IEEE CEC 2007 Car Racing Competition

Julian Togelius and Simon M. Lucas

In association with the Congress on Evolutionary Computation 2007. There is a prize of 500 USD to the best competitor, generously sponsored by IEEE CIS (subject to at least five entrants registering for the conference).

Overview
Getting started
Technicalities
Inspiration
League table
Rules
Submitting your controller

Last update: September 19, 2007

How to get started (it's easy!)

First of all, download the source code. Note that this code is not final - some changes and additions are likely within the next few weeks. Bug reports are welcome. Unpack, and go to the classes directory. To get a feel for how the code works, you can then try the following commands:

java simplerace.Play evolved.xml

Displays an evolved neural network controller going solo for the waypoints.

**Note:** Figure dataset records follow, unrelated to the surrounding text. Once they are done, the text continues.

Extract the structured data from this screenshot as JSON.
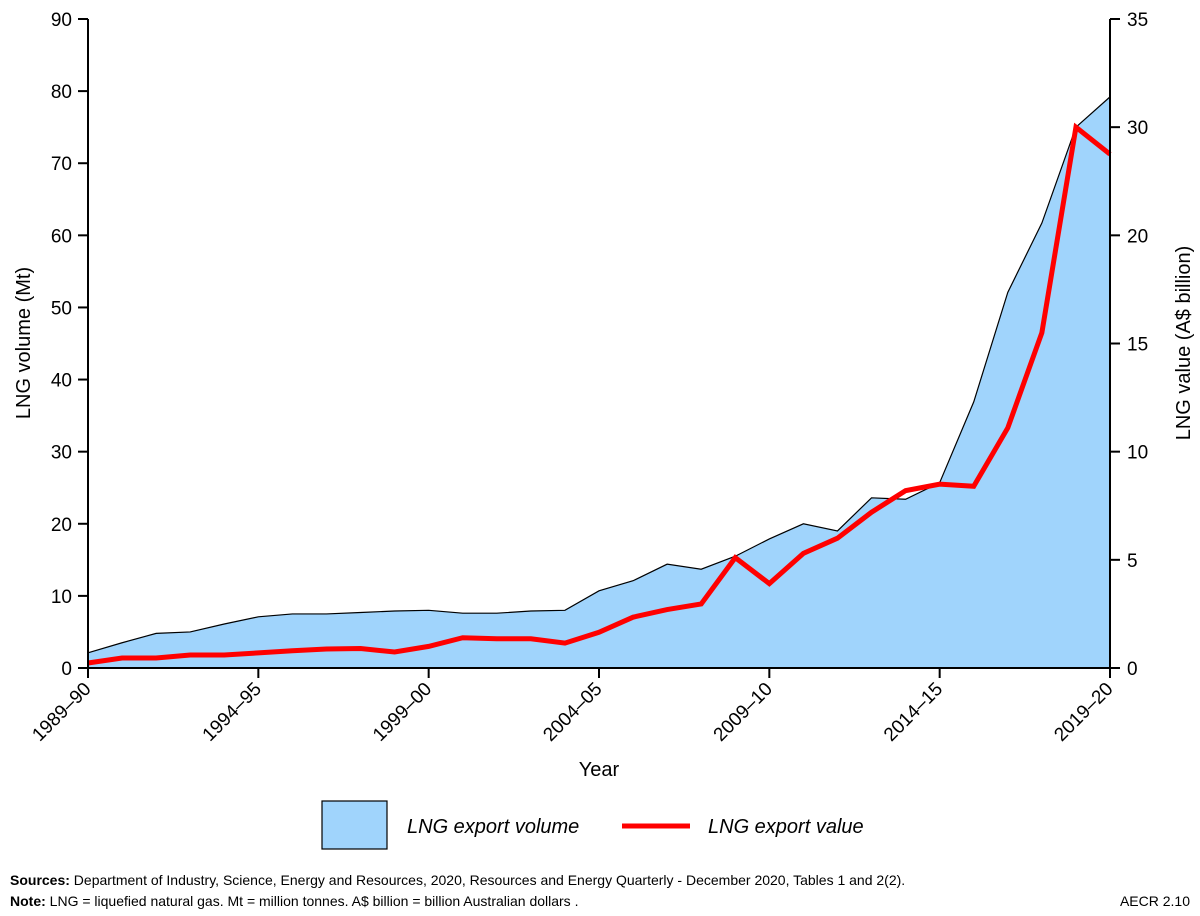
{
  "chart_data": {
    "type": "area+line",
    "xlabel": "Year",
    "ylabel_left": "LNG volume (Mt)",
    "ylabel_right": "LNG value (A$ billion)",
    "ylim_left": [
      0,
      90
    ],
    "yticks_left": [
      0,
      10,
      20,
      30,
      40,
      50,
      60,
      70,
      80,
      90
    ],
    "yticks_right_labels": [
      0,
      5,
      10,
      15,
      20,
      30,
      35
    ],
    "grid": false,
    "legend_position": "bottom",
    "categories": [
      "1989–90",
      "1990–91",
      "1991–92",
      "1992–93",
      "1993–94",
      "1994–95",
      "1995–96",
      "1996–97",
      "1997–98",
      "1998–99",
      "1999–00",
      "2000–01",
      "2001–02",
      "2002–03",
      "2003–04",
      "2004–05",
      "2005–06",
      "2006–07",
      "2007–08",
      "2008–09",
      "2009–10",
      "2010–11",
      "2011–12",
      "2012–13",
      "2013–14",
      "2014–15",
      "2015–16",
      "2016–17",
      "2017–18",
      "2018–19",
      "2019–20"
    ],
    "xtick_labels": [
      "1989–90",
      "1994–95",
      "1999–00",
      "2004–05",
      "2009–10",
      "2014–15",
      "2019–20"
    ],
    "series": [
      {
        "name": "LNG export volume",
        "type": "area",
        "axis": "left",
        "color": "#a0d4fc",
        "values": [
          2.1,
          3.5,
          4.8,
          5.0,
          6.1,
          7.1,
          7.5,
          7.5,
          7.7,
          7.9,
          8.0,
          7.6,
          7.6,
          7.9,
          8.0,
          10.7,
          12.1,
          14.4,
          13.7,
          15.5,
          17.9,
          20.0,
          19.0,
          23.6,
          23.4,
          25.7,
          36.9,
          52.1,
          61.7,
          75.0,
          79.2
        ]
      },
      {
        "name": "LNG export value",
        "type": "line",
        "axis": "right",
        "color": "#ff0000",
        "values": [
          0.23,
          0.46,
          0.46,
          0.6,
          0.6,
          0.7,
          0.8,
          0.88,
          0.9,
          0.74,
          1.0,
          1.4,
          1.35,
          1.35,
          1.15,
          1.65,
          2.35,
          2.7,
          2.96,
          5.1,
          3.9,
          5.3,
          6.0,
          7.2,
          8.2,
          8.5,
          8.4,
          11.1,
          15.5,
          30,
          27.5
        ]
      }
    ]
  },
  "footer": {
    "sources_label": "Sources:",
    "sources_text": " Department of Industry, Science, Energy and Resources, 2020, Resources and Energy Quarterly - December 2020, Tables 1 and 2(2).",
    "note_label": "Note:",
    "note_text": " LNG = liquefied natural gas. Mt = million tonnes. A$ billion = billion Australian dollars  .",
    "figure_id": "AECR 2.10"
  }
}
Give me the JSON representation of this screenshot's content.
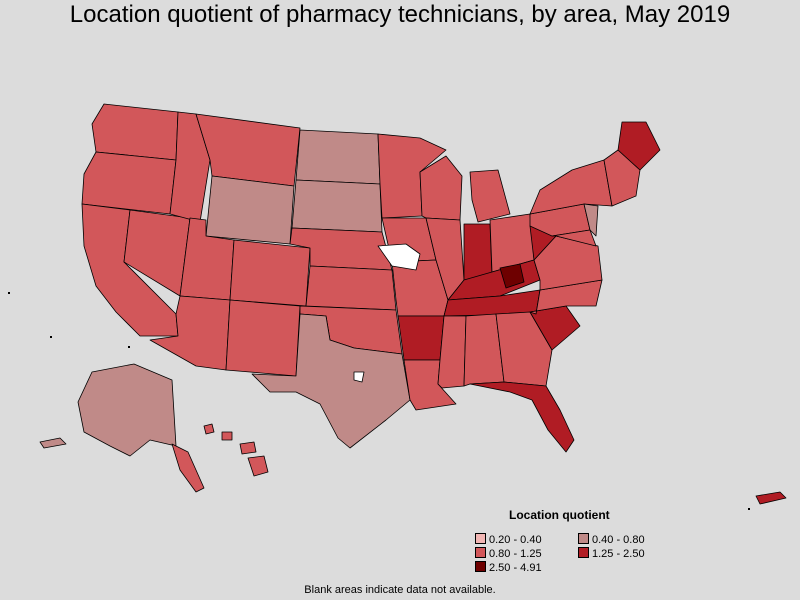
{
  "title": "Location quotient of pharmacy technicians, by area, May 2019",
  "legend": {
    "title": "Location quotient",
    "items": [
      {
        "label": "0.20 - 0.40",
        "color": "#f2b6b4"
      },
      {
        "label": "0.40 - 0.80",
        "color": "#c08a88"
      },
      {
        "label": "0.80 - 1.25",
        "color": "#d2575a"
      },
      {
        "label": "1.25 - 2.50",
        "color": "#b01c24"
      },
      {
        "label": "2.50 - 4.91",
        "color": "#6e0000"
      }
    ]
  },
  "footnote": "Blank areas indicate data not available.",
  "map": {
    "region": "United States",
    "boundary_color": "#000000",
    "blank_color": "#ffffff",
    "shown_regions": [
      "contiguous United States",
      "Alaska",
      "Hawaii",
      "Puerto Rico"
    ]
  }
}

java simplerace.Play evolved.xml simplerace.HeuristicController

Pits the same evolved net against a simple hard-coded controller. Or try GreedyController for an even simpler controller.

java simplerace.Play evolved.xml simplerace.KeyboardControllerOne

Lets you race against the evolved controller. You are the blue car, and use the arrow keys for control. Can you beat the neural network? Can you design, or evolve, or learn, a controller that beats you?

java simplerace.Play simplerace.KeyboardControllerOne simplerace.KeyboardControllerTwo

Lets you race against a friend. Your friend, in the blue car, uses the a-s-w-d keys for control. Can you beat your friend? If not, can you create a piece of Java code that does it for you?

java simplerace.Stats evolved.xml<

Runs the evolved network controller on 100 tracks, silently, and displays mean fitness, standard deviation and other interesting statistics.

java simplerace.Stats evolved.xml simplerace.HeuristicController

Exactly what it looks like. Pits an evolved controller and a heuristic controller against each other 100 times, so you don't have to, and reports the results.

java simplerace.Evolve simplerace.MLPController

Evolves a new neural network controller from scratch.

java simplerace.CoEvolveOnePop simplerace.MLPController

Co-evolves a new neural network controller from scratch, with a single-population co-evolutionary algorithm.

java simplerace.Play simplerace.TCPControllerOne simplerace.TCPControllerTwo

Pits two remote controllers against each other. The Play class will wait for two clients to connect at TCP ports 6524 and 6525 before continuing. This remote control functionality is meant to facilitate the development of non-Java controllers, and is not necessary if you only work with Java. The specification of the network protocol is here. To connect some example clients, you can type the following into separate consoles:

java simplerace.Client simplerace.GreedyController

and

java simplerace.Client evolved.xml 2


After trying all this, your fingers are probably itching to get coding. Well then, do it! Take a look at how MLPController and HeuristicController are constructed, and write your own class, extending Controller and maybe also Evolvable. For those of you who use IntelliJ, project files are supplied, if you use another IDE the project structure should be simple enough.

One final thing before you get going, though: we would like to know approximately how many persons intend to participate, and also to have a list of mail addresses so we can notify competitors in the unlikely event of a change in rules or code. So please email Julian with your intention. Good luck!

Submitting your controller

The exact form for submitting controllers is not finalized yet. However, take a look at how it was done in the CIG Competition - the process will probably be similar.